Important HTML Tags and Structures

LanguageCache is a Professional Tool

There are two levels to LanguageCache is a tool for companies who manage one or more multi-lingual websites. While it is easy to install and easy to use, it is designed for professionals who are looking to produce a professional product. To produce an efficient translation, it is best to make some decisions about the items you want to translate and how to define them to the various translation tools availible.

LanguageCache seeks out the "LANG" attribute of an HTML tag and converts it from the language it currently holds to the new language. Rather than cycle through all the HTML tag types on your webpage, the script is designed to allow you to choose - per page - which tags you will look for.

Focusing on Specific HTML Tags

There are two primary scripts used by LanguageCache, "translate_cache" and "translate_objects". Both function in a very similar way. You define the HTML tag and tell it the new language you'd like to have the innerHTML contain. For example:

translate_cache('p','es')

This will seek out all of the <P LANG="EN">hello world</P>, send that text to LanguageCache and ask if there is a custom translation for that text from English into Spanish for that URL - or in the Global Translate List for that Domain.

If it finds custom text in Spanish for hello world, it will replace the contents with your custom text. (even if your text is completely different! It could be an image, it could be a link to another page, it is simply "content" to the database).
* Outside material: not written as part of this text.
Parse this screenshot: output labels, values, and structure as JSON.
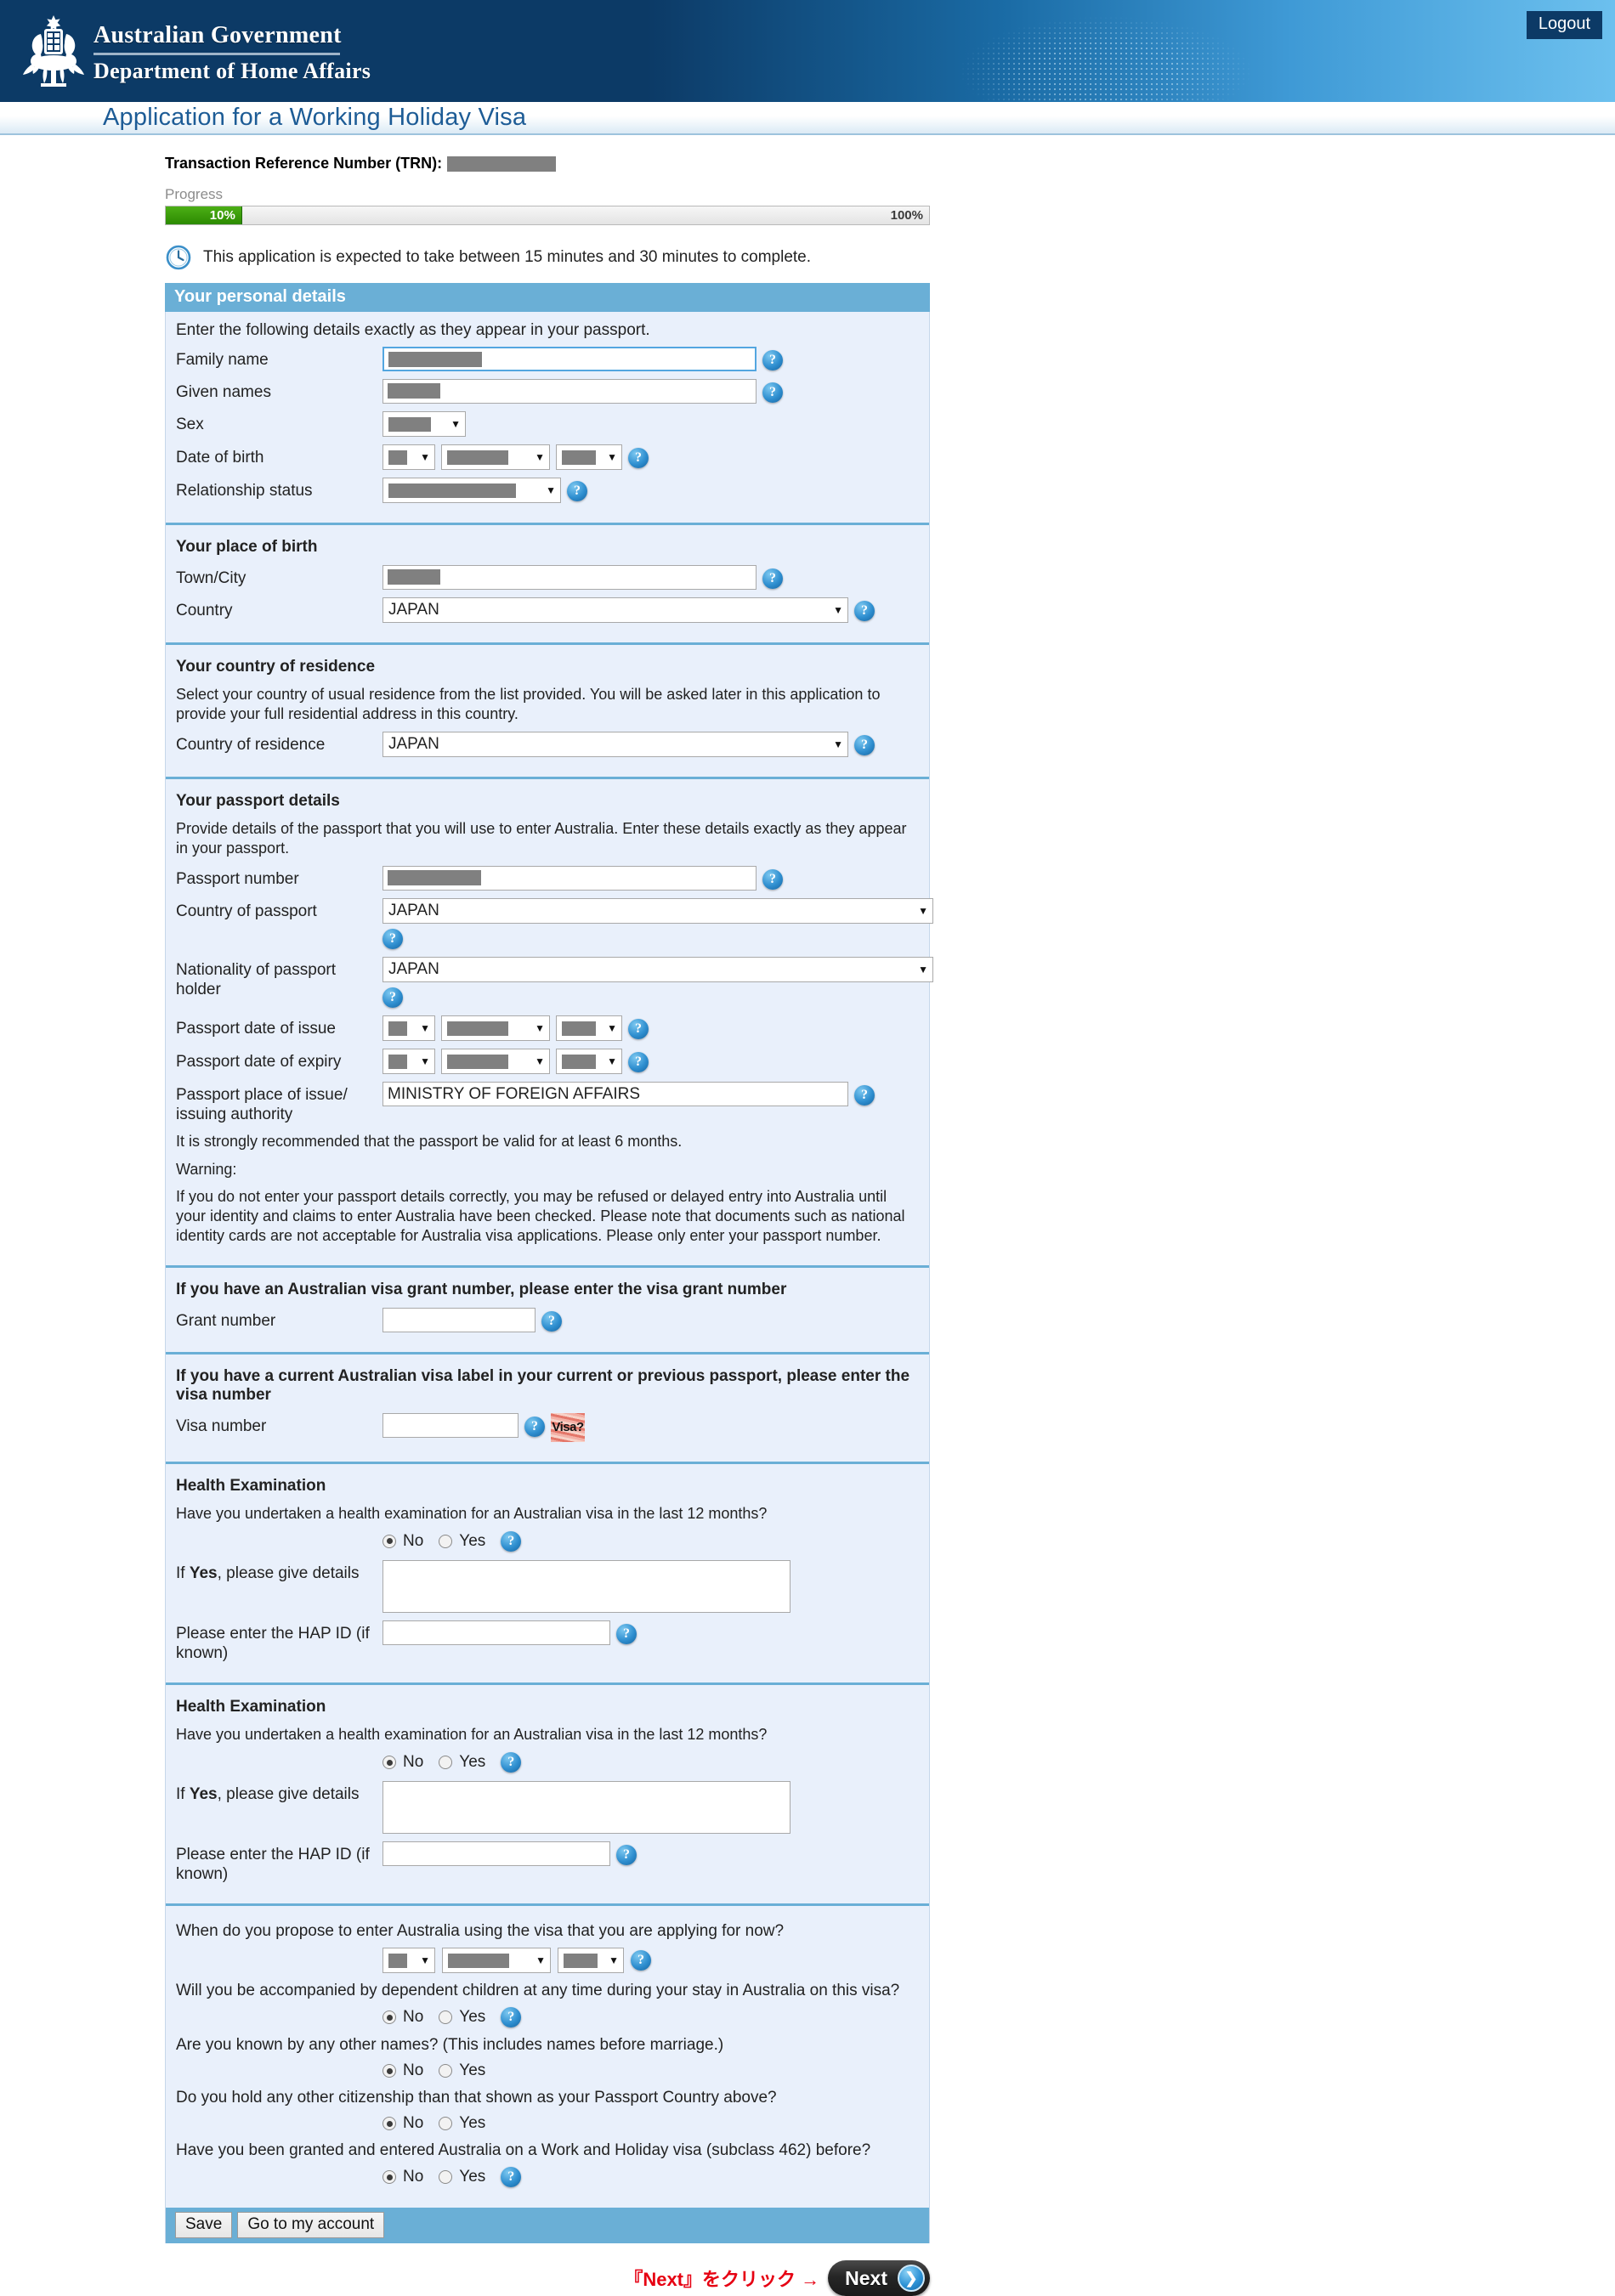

After it does the switch, it changes the LANG attribute to "ES", so all browsers and future scripts know the contents are in Spanish.

If you have not saved any custom Spanish text for hello world, it simply moves on to the next Element you have defined to be sought out.
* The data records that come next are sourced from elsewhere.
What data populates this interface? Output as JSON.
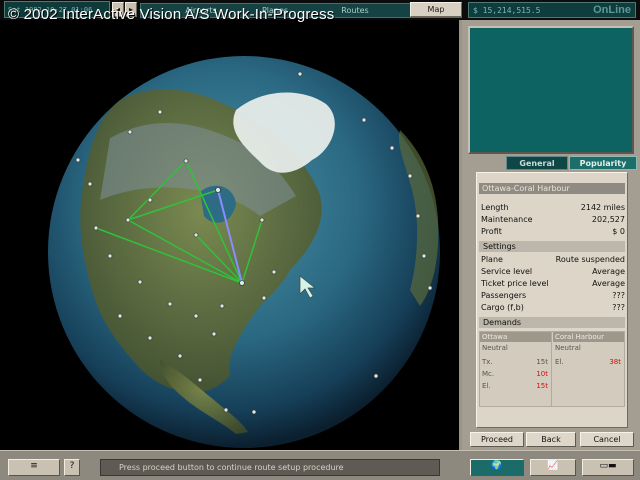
{
  "watermark": "© 2002 InterActive Vision A/S Work-In-Progress",
  "topbar": {
    "clock": "Sat 1982-10-27 01:06",
    "tabs": {
      "airports": "Airports",
      "planes": "Planes",
      "routes": "Routes",
      "map": "Map"
    },
    "money": "$ 15,214,515.5",
    "online": "OnLine"
  },
  "panel": {
    "tabs": {
      "general": "General",
      "popularity": "Popularity"
    },
    "route_title": "Ottawa-Coral Harbour",
    "stats": [
      {
        "label": "Length",
        "value": "2142 miles"
      },
      {
        "label": "Maintenance",
        "value": "202,527"
      },
      {
        "label": "Profit",
        "value": "$ 0"
      }
    ],
    "settings_header": "Settings",
    "settings": [
      {
        "label": "Plane",
        "value": "Route suspended"
      },
      {
        "label": "Service level",
        "value": "Average"
      },
      {
        "label": "Ticket price level",
        "value": "Average"
      },
      {
        "label": "Passengers",
        "value": "???"
      },
      {
        "label": "Cargo (f,b)",
        "value": "???"
      }
    ],
    "demands_header": "Demands",
    "demands": {
      "left": {
        "city": "Ottawa",
        "status": "Neutral",
        "rows": [
          {
            "label": "Tx.",
            "value": "15t"
          },
          {
            "label": "Mc.",
            "value": "10t"
          },
          {
            "label": "El.",
            "value": "15t"
          }
        ]
      },
      "right": {
        "city": "Coral Harbour",
        "status": "Neutral",
        "rows": [
          {
            "label": "El.",
            "value": "38t"
          }
        ]
      }
    },
    "buttons": {
      "proceed": "Proceed",
      "back": "Back",
      "cancel": "Cancel"
    }
  },
  "status_message": "Press proceed button to continue route setup procedure",
  "bottom": {
    "settings_icon": "≡",
    "help_icon": "?"
  },
  "colors": {
    "panel_bg": "#a39d92",
    "accent_teal": "#0f4646",
    "route_green": "#2fc23a",
    "route_selected": "#8a8cff",
    "demand_red": "#d01010"
  }
}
Once you have finished cycling through your selected HTML tags, you can use Google's translate, Microsoft's Translation, or Systrans APIs to continue through the page. All you need to do is send them the remaining sets of content to translate. LanguageCache doesn't provide the actual dynamic translation (there are really only those three in existance), but we do offer the scripts to access Google's Translate for free.

translate_objects('p','es')

If you are using Google's translation API, you can simply use our "translate_objects" script. It will do the exact same thing as the LanguageCache translate_cache script, but it uses Google's Dynamic Translation to do the work. If you are satisfied with the Google Translation for your website, you can actually use this script for free.
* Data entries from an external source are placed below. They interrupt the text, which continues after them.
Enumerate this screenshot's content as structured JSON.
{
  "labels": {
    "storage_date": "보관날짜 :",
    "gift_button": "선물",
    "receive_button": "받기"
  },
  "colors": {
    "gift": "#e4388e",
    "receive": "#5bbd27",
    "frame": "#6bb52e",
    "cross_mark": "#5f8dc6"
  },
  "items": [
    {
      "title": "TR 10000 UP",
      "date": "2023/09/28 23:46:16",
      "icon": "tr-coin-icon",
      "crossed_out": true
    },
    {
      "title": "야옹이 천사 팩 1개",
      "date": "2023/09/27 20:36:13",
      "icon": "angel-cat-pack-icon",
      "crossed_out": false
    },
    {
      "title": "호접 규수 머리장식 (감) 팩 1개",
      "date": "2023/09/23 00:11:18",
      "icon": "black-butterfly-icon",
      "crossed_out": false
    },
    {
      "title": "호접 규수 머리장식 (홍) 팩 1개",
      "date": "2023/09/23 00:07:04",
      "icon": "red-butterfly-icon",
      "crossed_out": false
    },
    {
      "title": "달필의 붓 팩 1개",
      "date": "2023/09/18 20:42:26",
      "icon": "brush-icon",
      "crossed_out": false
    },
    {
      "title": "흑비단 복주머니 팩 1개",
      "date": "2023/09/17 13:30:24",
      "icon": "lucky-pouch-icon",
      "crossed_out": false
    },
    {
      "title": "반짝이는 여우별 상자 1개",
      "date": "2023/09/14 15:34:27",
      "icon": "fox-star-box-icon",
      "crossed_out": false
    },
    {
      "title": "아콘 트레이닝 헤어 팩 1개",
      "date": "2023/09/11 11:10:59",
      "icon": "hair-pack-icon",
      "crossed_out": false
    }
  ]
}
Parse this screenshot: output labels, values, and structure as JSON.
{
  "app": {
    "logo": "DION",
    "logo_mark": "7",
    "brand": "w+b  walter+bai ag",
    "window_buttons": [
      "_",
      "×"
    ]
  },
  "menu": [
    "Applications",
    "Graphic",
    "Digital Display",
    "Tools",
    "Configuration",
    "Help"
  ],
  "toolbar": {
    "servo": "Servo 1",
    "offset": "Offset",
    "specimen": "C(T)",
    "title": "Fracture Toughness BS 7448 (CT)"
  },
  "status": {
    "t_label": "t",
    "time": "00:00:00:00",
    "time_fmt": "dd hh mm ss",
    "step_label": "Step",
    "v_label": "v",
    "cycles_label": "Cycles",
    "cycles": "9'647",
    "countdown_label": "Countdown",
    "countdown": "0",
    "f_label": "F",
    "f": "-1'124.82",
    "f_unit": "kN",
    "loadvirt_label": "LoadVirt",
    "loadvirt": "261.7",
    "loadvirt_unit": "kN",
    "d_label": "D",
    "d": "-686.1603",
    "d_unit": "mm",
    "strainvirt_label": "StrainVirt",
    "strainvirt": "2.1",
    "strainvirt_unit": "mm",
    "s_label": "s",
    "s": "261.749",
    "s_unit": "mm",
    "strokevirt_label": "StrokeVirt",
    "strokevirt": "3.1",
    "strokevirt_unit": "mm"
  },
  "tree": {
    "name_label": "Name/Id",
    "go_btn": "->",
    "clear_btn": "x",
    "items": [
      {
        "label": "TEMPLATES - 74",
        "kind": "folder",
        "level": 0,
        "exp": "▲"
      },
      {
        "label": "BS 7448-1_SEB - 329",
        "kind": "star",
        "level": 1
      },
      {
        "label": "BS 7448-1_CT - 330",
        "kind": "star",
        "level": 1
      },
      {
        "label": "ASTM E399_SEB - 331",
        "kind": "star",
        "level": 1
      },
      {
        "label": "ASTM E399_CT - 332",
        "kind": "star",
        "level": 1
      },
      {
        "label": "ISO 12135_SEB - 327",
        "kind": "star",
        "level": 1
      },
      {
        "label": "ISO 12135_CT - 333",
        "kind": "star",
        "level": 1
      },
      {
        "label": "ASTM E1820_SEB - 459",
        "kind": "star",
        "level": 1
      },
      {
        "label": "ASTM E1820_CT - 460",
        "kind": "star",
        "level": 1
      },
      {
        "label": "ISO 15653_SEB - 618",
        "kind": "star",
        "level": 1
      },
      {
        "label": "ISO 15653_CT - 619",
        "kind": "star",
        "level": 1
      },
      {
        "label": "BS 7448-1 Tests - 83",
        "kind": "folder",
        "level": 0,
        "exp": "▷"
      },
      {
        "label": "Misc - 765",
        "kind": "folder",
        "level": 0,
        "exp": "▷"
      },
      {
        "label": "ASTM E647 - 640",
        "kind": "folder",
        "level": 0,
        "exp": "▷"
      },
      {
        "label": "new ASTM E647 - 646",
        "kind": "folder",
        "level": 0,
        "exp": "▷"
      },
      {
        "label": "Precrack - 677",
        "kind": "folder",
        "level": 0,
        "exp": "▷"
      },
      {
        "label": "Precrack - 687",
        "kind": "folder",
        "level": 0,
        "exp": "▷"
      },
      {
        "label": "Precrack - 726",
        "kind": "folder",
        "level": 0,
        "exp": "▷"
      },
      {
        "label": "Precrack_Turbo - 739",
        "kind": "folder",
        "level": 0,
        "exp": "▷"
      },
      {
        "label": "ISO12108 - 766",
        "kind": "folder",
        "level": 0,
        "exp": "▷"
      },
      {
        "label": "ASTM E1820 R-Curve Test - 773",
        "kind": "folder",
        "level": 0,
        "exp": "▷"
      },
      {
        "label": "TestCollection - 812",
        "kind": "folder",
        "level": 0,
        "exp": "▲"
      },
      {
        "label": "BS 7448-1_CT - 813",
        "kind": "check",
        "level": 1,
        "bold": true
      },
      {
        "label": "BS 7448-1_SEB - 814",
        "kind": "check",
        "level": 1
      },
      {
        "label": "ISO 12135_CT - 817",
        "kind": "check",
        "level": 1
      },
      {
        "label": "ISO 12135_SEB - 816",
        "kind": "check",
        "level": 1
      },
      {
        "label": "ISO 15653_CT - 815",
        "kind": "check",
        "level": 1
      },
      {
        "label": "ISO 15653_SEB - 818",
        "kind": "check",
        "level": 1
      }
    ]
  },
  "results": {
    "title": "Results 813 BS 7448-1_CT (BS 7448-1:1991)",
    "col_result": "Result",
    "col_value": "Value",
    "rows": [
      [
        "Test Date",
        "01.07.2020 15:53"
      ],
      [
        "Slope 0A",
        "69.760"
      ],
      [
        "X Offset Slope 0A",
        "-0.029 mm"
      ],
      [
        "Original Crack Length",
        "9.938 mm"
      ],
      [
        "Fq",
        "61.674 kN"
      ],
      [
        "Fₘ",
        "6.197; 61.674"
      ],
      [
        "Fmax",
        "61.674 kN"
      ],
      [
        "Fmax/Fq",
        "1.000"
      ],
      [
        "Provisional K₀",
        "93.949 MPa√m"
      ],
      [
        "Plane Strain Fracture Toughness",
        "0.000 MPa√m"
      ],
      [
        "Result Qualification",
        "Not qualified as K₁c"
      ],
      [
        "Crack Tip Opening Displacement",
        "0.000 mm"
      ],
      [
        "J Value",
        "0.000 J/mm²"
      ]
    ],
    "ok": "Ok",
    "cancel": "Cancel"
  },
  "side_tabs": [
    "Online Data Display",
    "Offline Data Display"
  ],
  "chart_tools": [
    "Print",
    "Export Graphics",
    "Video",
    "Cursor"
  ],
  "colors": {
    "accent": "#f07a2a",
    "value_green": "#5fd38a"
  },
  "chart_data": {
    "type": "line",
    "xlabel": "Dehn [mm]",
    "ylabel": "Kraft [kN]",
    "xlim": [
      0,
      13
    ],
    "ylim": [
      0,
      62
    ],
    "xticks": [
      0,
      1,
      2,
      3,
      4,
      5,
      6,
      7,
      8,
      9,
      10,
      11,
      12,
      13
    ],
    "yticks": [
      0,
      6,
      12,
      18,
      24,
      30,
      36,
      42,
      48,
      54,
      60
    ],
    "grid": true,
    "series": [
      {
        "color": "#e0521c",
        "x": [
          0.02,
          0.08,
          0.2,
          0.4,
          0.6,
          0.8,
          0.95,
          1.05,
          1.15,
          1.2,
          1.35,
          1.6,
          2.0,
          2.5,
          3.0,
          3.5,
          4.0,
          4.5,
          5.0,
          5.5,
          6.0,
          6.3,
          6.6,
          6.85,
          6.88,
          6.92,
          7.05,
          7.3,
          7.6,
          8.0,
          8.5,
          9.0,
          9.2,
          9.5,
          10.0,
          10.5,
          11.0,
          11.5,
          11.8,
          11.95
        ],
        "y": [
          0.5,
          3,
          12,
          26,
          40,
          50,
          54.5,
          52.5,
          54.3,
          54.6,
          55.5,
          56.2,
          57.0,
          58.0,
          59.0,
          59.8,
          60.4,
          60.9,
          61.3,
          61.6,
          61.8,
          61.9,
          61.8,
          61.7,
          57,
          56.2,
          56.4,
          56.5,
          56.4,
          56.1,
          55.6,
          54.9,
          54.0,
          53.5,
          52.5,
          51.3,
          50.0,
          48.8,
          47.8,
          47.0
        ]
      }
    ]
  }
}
Used together, the result is a fully translated page, with custom content where available and dynamic content where it is not.

Clean Code

Both of these scripts use Javascript's innerHTML feature to determine the contents of the HTML tags as well as replace them with new content. If the website you are translating is sloppy, you are bound to run into some problems. WYSIWYG editors often break sentences up into multiple spans and multiple paragraphs, sometimes making it impossible for any script to determine where a sentance begins and ends.

In this case, you may need to do some "cleanup" work or reconsider some more professional applications, such as SYSTRANSlinks, which has the ability, experience and processor power to deal with programming that is rather messy. LanguageCache and Google's API run at the browser level, where the user's computer is rebuilding the page, while SYSTRANSlinks has a massive machine which can rip through huge amounts of code. Unfortuantely, you lose a huge amount of customization features and are restricted to a single company.

Specialty Scripts

LanguageCache is designed to handle much larger content sets and Google's API or Systrans's API. At our specialty service levels, we can actually cache the full HTML of entire pages, including links to style-sheets, script files, images, and even Flash files. Essentially, you can have a webpage called, "my_products.html", where the Bulgarian translation might be an entirely different page, but in reality, it is the exact same document, but the contents of the document object have been replaces with your cached content.

You can even change the dropdown menu to say,"view my specialty products", rather than "Bulgarian" and have that translation actually be an entirely different webpage, but without reloading the document! In cases like this, you would use the "VAR" HTML tag, which would redirec the program to our larger content based databases.